Amanda Case, a junior, said that, “Student debt is outrageous. But at the same time, if we don’t pay more money now, what is our future [education] going to look like? You have to sacrifice some things. It might actually help us in the long run.”
When asked if they think that SUNY should enact another long-term tuition plan, both students said they would prefer that SUNY interact with the state legislature on a yearly basis instead.
Trustee Joseph Belluck voted against the measure to raise tuition. During the Finance and Administration Committee Meeting, he stated his intention to vote against the increase “as I have with all the others.” He reminded his fellow trustees that while the state legislature had given them the power to increase tuition every year with this plan, “we’re not required to do that. We could easily not approve this one.” He goes on to talk about including more SUNY students in the conversation should another similar tuition-increase plan come about. He said that he had visited some student volunteers, and come to realize some important things about the financial straits of some SUNY students.
“We’ve now learned that there are 20 plus SUNY campuses where kids are using food pantries to supplement their food. Even though the increases can seem marginal to us, given our station in life, they’re not insignificant to the students that attend our schools,” Trustee Belluck said.
During the Finance and Administration Committee Meeting, Trustee Staller commented that, “It probably would be a good idea to try to attain another five year plan . . . We remember the days when we didn’t know what tuition was going to be. It was really hard to get a budget.”
Associate Vice Chancellor for Government Relations Stacey Hengsterman said that, “Before the rational tuition plan came in . . . we had a very chaotic tuition schedule, tuition was very high. So when the governor came in to give us this plan, we have a sense of normalcy.” She also said that she believes that SUNY could “see a lot of support” from students to continue with similar plans.
Trustee Staller also noted that of the $300 increases, “Twenty-five percent of this incremental amount gets plowed back into scholarships [at some campuses] . . . that’s a really good thing. It’s sort of like high-low pricing.”
The SUNY spokesman, however, could not be reached to directly comment on the likelihood of similar plans being repeated in the future.
Luntta said, “There’s no question that in order to best serve its students, researchers, and community, the University needs to increase its revenues.”
State aid has been decreasing and is currently at 12 percent.
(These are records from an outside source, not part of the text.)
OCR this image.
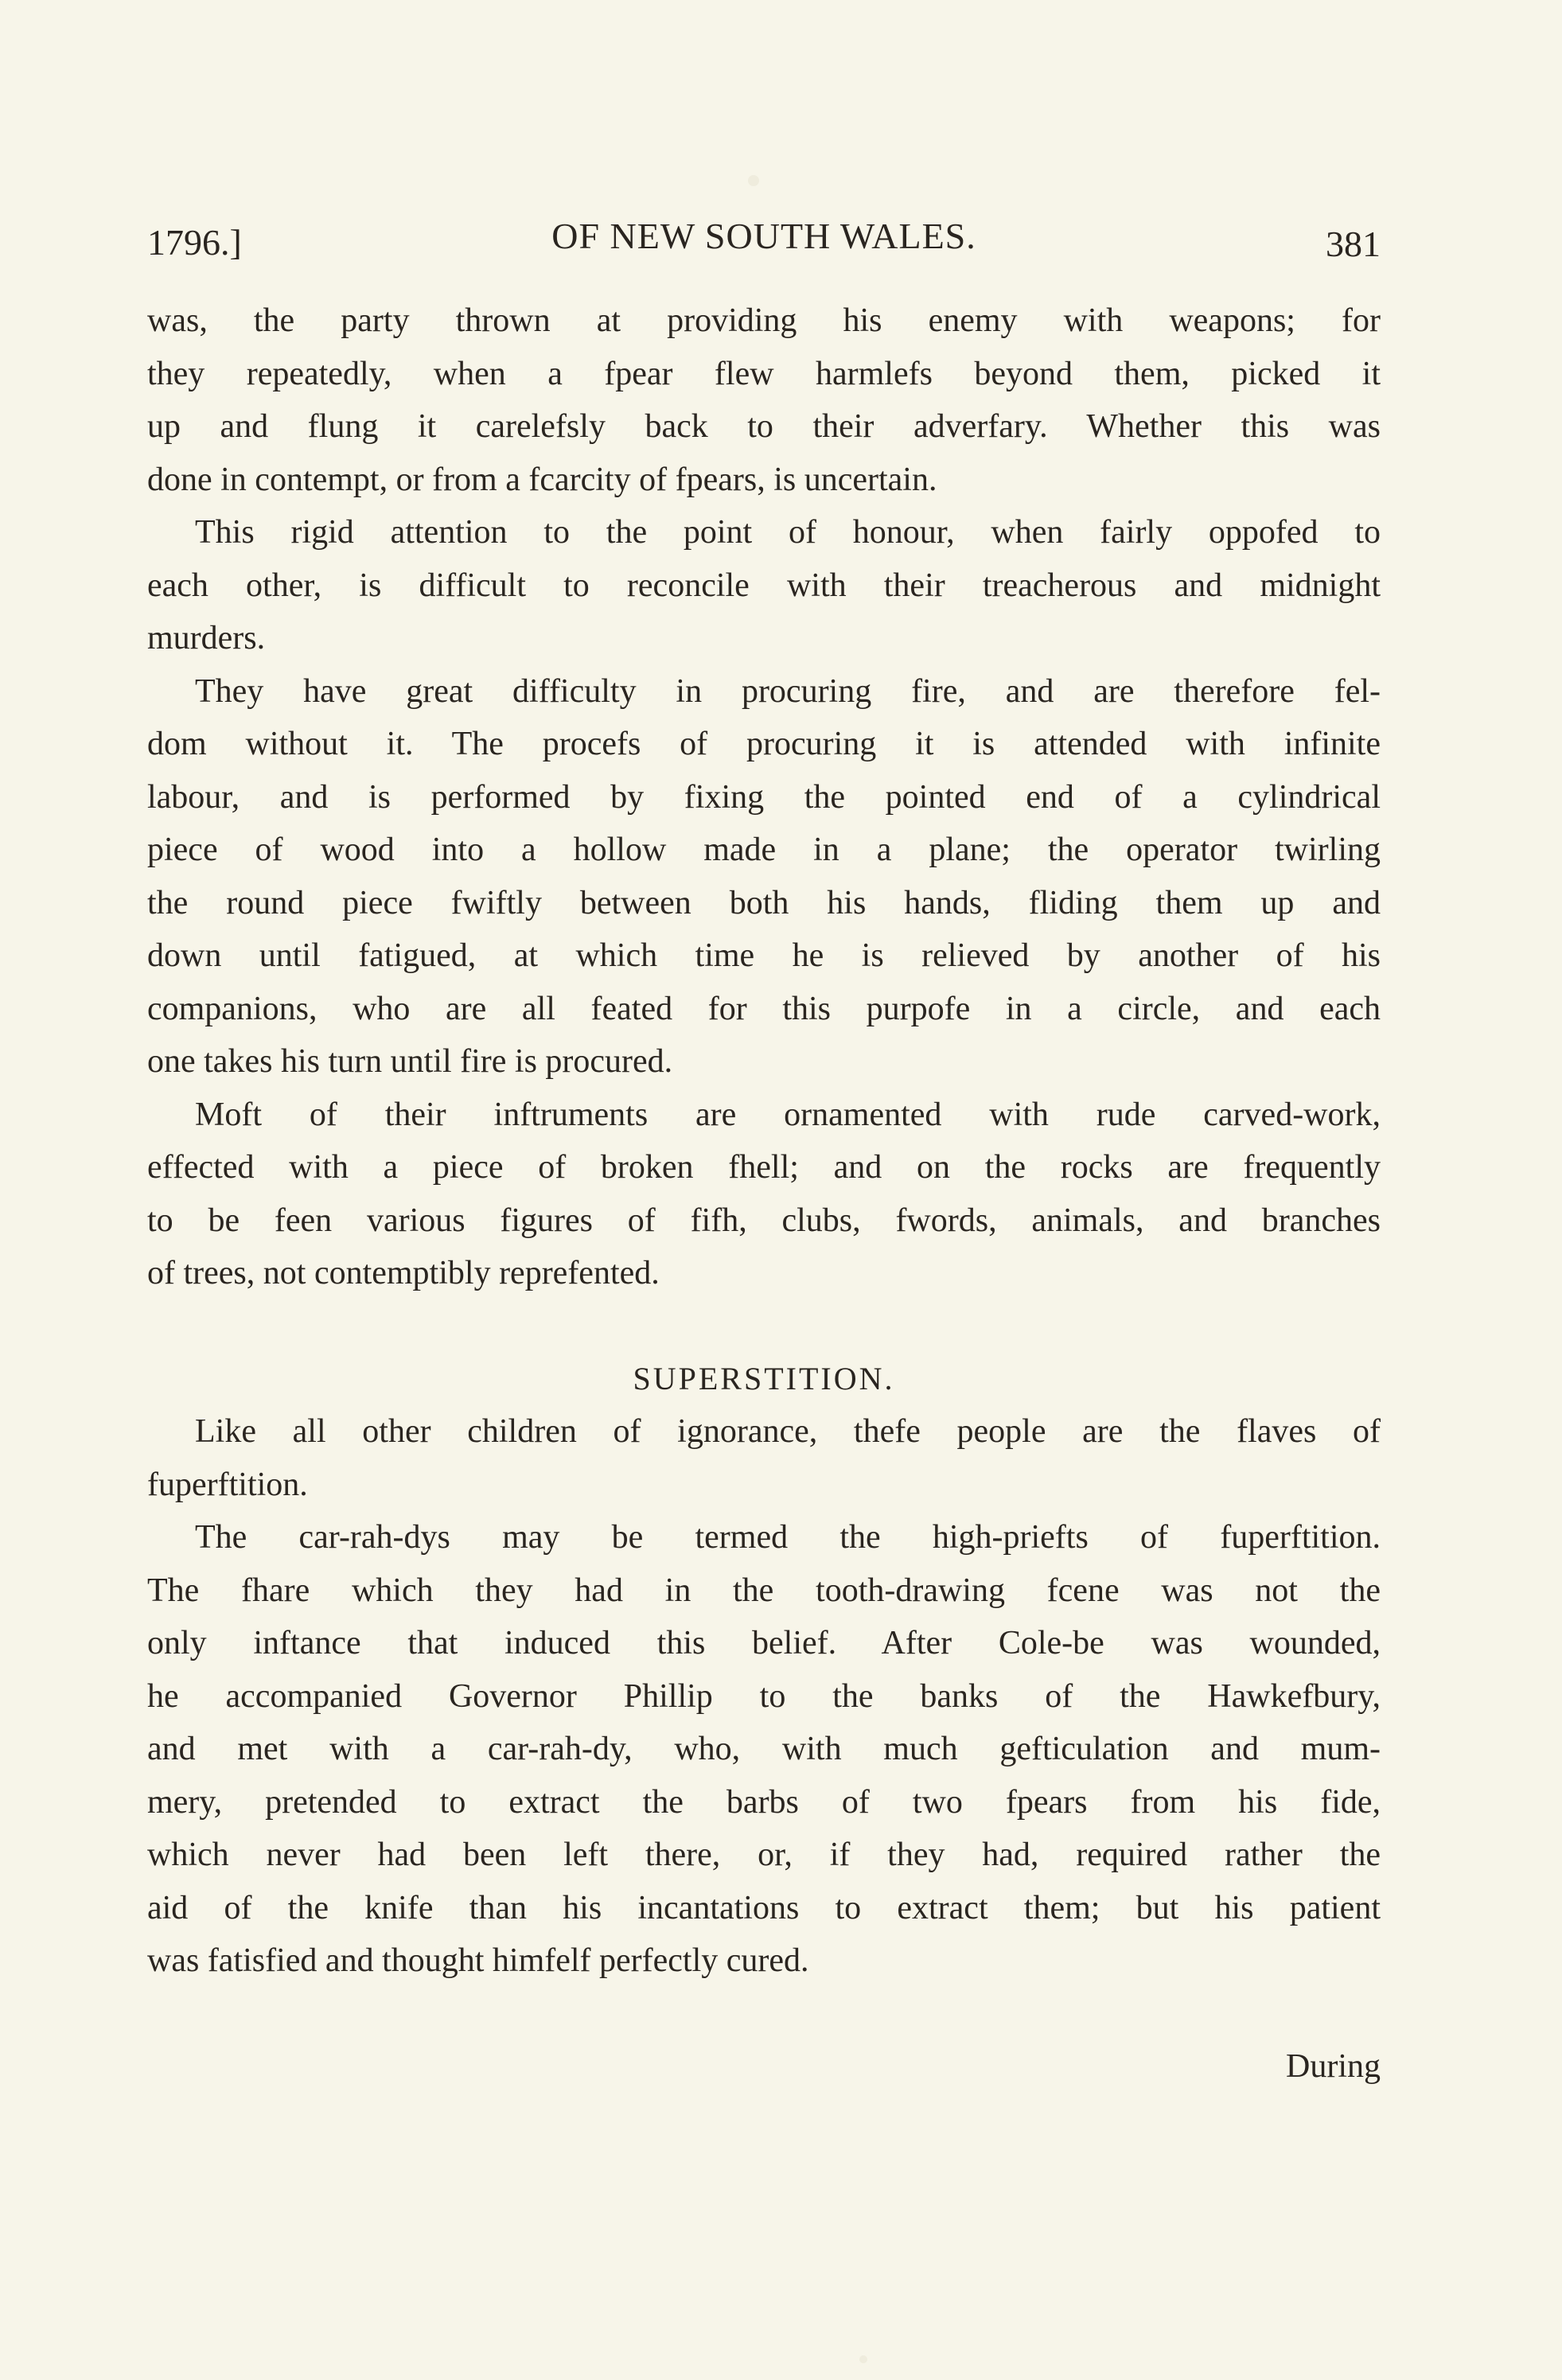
1796.]	OF NEW SOUTH WALES.	381
was, the party thrown at providing his enemy with weapons; for
they repeatedly, when a fpear flew harmlefs beyond them, picked it
up and flung it carelefsly back to their adverfary. Whether this was
done in contempt, or from a fcarcity of fpears, is uncertain.
This rigid attention to the point of honour, when fairly oppofed to
each other, is difficult to reconcile with their treacherous and midnight
murders.
They have great difficulty in procuring fire, and are therefore fel-
dom without it. The procefs of procuring it is attended with infinite
labour, and is performed by fixing the pointed end of a cylindrical
piece of wood into a hollow made in a plane; the operator twirling
the round piece fwiftly between both his hands, fliding them up and
down until fatigued, at which time he is relieved by another of his
companions, who are all feated for this purpofe in a circle, and each
one takes his turn until fire is procured.
Moft of their inftruments are ornamented with rude carved-work,
effected with a piece of broken fhell; and on the rocks are frequently
to be feen various figures of fifh, clubs, fwords, animals, and branches
of trees, not contemptibly reprefented.
SUPERSTITION.
Like all other children of ignorance, thefe people are the flaves of
fuperftition.
The car-rah-dys may be termed the high-priefts of fuperftition.
The fhare which they had in the tooth-drawing fcene was not the
only inftance that induced this belief. After Cole-be was wounded,
he accompanied Governor Phillip to the banks of the Hawkefbury,
and met with a car-rah-dy, who, with much gefticulation and mum-
mery, pretended to extract the barbs of two fpears from his fide,
which never had been left there, or, if they had, required rather the
aid of the knife than his incantations to extract them; but his patient
was fatisfied and thought himfelf perfectly cured.
During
He did say that UAlbany does not want to raise tuition unless it has to, so it is looking at other ways to get funding.
“We’re raising more funds through our endowment, we’re competing for more research grants, we’re gathering support from the state through NYSUNY 2020, we’re developing new academic programs in high-growth, high-needs areas, and we’re designing the Emerging Technology and Entrepreneurship Complex (E-TEC), a research and development hub for entrepreneurs and emerging technologies,” he said.
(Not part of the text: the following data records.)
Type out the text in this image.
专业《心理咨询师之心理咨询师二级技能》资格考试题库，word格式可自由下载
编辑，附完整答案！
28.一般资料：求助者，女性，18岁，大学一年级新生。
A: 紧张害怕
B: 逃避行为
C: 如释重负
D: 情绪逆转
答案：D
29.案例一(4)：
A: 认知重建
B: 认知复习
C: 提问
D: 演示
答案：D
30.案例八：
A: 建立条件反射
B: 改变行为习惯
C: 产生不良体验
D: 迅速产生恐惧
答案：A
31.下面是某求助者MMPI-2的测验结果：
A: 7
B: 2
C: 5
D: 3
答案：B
As of right now, the cost of attending UAlbany (without room and board) is $9,717 annually..
On Dec. 12 in 2013, the SUNY Chancellor Nancy Zimpher gave official testimony on how the NYSUNY 2020 Challenge Grant Program was working at that point in time. She said that, “Prior to 2011, were in a balancing act. When state support was reduced, tuition rates and revenue increased, over time shifting the primary responsibility of supporting SUNY onto students.” She said that before the act, SUNY was only allowed to raise tuition 13 times over the course of 48 years.
“Seventeen times since 1963, a first-year student entered SUNY and during his or her college career never had to pay a tuition increase while others saw two or three increases.” This was dubbed “tuition roulette” by SUNY, that decided that this approach was illogical and in need of a change. Since the plan was enacted, the class of 2016 at UAlbany will have seen a tuition increase every year of their attendance.